Üstelik 2014 yılında verilecek brüt 174 TL’lik seyyanen artış da vergi kesintilerinden sonra Ocak ayında maaşlara net 119 lira olarak yansıyacak.
AKP iktidarında, trilyonlar değerinde kamu kaynağını eşe, dosta, yandaşa peşkeş çeken, geleceğini çaldığı çocuklara 20 TL bayram harçlığı dağıtan devlet adamlarının ülkesi olduk. Türkiye Cumhuriyeti’nin kaynaklarını har vurup harman savuran hükümet, memura yüzde 3’lük maaş zammını reva görüyor.
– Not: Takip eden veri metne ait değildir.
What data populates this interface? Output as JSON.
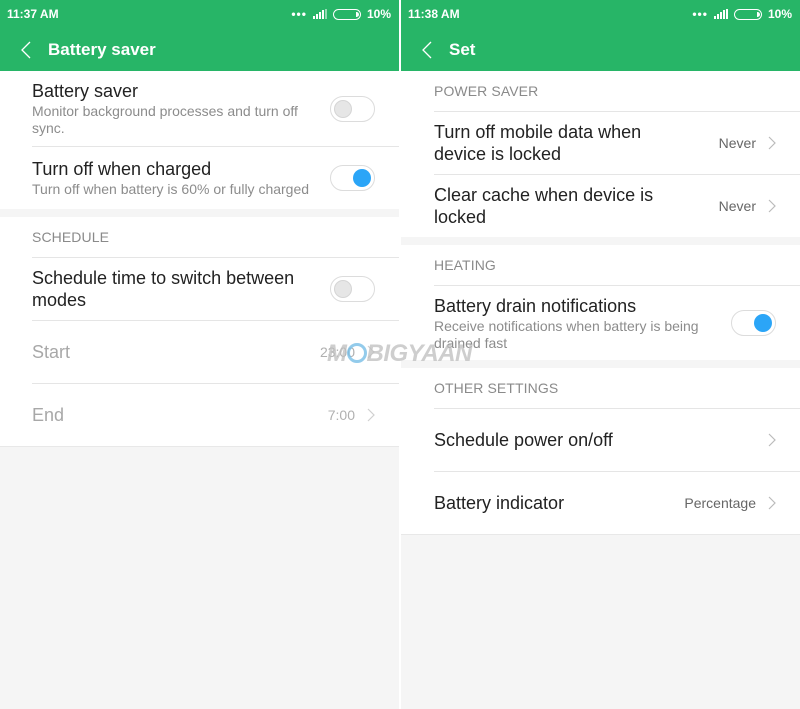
{
  "left": {
    "status": {
      "time": "11:37 AM",
      "dots_icon": "more-dots-icon",
      "signal_icon": "signal-icon",
      "battery_icon": "battery-icon",
      "battery": "10%"
    },
    "appbar": {
      "back_icon": "back-chevron-icon",
      "title": "Battery saver"
    },
    "sections": [
      {
        "header": "",
        "rows": [
          {
            "title": "Battery saver",
            "subtitle": "Monitor background processes and turn off sync.",
            "toggle": "off"
          },
          {
            "title": "Turn off when charged",
            "subtitle": "Turn off when battery is 60% or fully charged",
            "toggle": "on"
          }
        ]
      },
      {
        "header": "SCHEDULE",
        "rows": [
          {
            "title": "Schedule time to switch between modes",
            "toggle": "off"
          },
          {
            "title": "Start",
            "value": "23:00",
            "disabled": true
          },
          {
            "title": "End",
            "value": "7:00",
            "disabled": true
          }
        ]
      }
    ]
  },
  "right": {
    "status": {
      "time": "11:38 AM",
      "dots_icon": "more-dots-icon",
      "signal_icon": "signal-icon",
      "battery_icon": "battery-icon",
      "battery": "10%"
    },
    "appbar": {
      "back_icon": "back-chevron-icon",
      "title": "Set"
    },
    "sections": [
      {
        "header": "POWER SAVER",
        "rows": [
          {
            "title": "Turn off mobile data when device is locked",
            "value": "Never"
          },
          {
            "title": "Clear cache when device is locked",
            "value": "Never"
          }
        ]
      },
      {
        "header": "HEATING",
        "rows": [
          {
            "title": "Battery drain notifications",
            "subtitle": "Receive notifications when battery is being drained fast",
            "toggle": "on"
          }
        ]
      },
      {
        "header": "OTHER SETTINGS",
        "rows": [
          {
            "title": "Schedule power on/off",
            "value": ""
          },
          {
            "title": "Battery indicator",
            "value": "Percentage"
          }
        ]
      }
    ]
  },
  "watermark": {
    "text_pre": "M",
    "text_post": "BIGYAAN"
  },
  "colors": {
    "accent": "#27b567",
    "toggle_on": "#2ba5f7",
    "background": "#f5f5f5"
  }
}
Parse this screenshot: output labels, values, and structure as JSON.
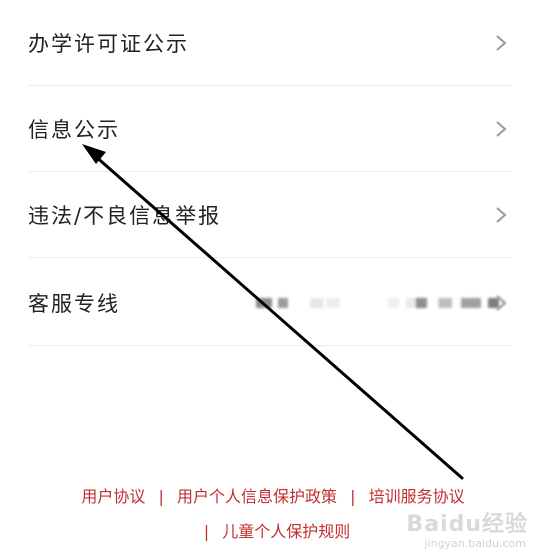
{
  "menu": {
    "items": [
      {
        "label": "办学许可证公示"
      },
      {
        "label": "信息公示"
      },
      {
        "label": "违法/不良信息举报"
      },
      {
        "label": "客服专线"
      }
    ]
  },
  "footer": {
    "links": [
      {
        "label": "用户协议"
      },
      {
        "label": "用户个人信息保护政策"
      },
      {
        "label": "培训服务协议"
      },
      {
        "label": "儿童个人保护规则"
      }
    ],
    "separator": "|"
  },
  "watermark": {
    "brand": "Baidu经验",
    "site": "jingyan.baidu.com"
  },
  "colors": {
    "footer_link": "#c0302f",
    "label": "#222222",
    "divider": "#ececec",
    "chevron": "#9a9a9a",
    "annotation_arrow": "#000000"
  }
}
Yıllık enflasyon çift haneye giderken, hükümet refah artışından memura pay vermek istemiyor.”
-“TAYYİP BEY’E SORMAK GEREKİYOR…”-
Oran, “On yıllık iktidarı döneminde sıfırdan dolar milyarderi olan, dünyanın en zengin başbakanları arasına giren Tayyip Bey’e sormak lazım” ifadesinin kullanırken, şu soruları yöneltti:
“Çocuklarınız, yakınlarınız gemi, holding, fabrika sahibi olup servetine servet katarken, milyonlara asgari geçim sınırının altında bir geliri reva görüyorsunuz, vicdanınız sızlamıyor mu? İddia ettiğiniz gibi iktidarınız döneminde Türkiye’yi hızla büyüttünüz, kalkındırdınızsa, düşmanlarınız ekonomik başarılarınızı çekemiyor kıskanıyorsa; bunun semeresini geniş halk kitleleri neden göremiyor? Size göre Türkiye büyüyor, kalkınıyorsa, halk neden yoksullaşıyor, neden milyonlar açlık sınırında yaşıyor ya da insanca yaşayacak bir gelir düzeyinden uzakta bulunuyor?”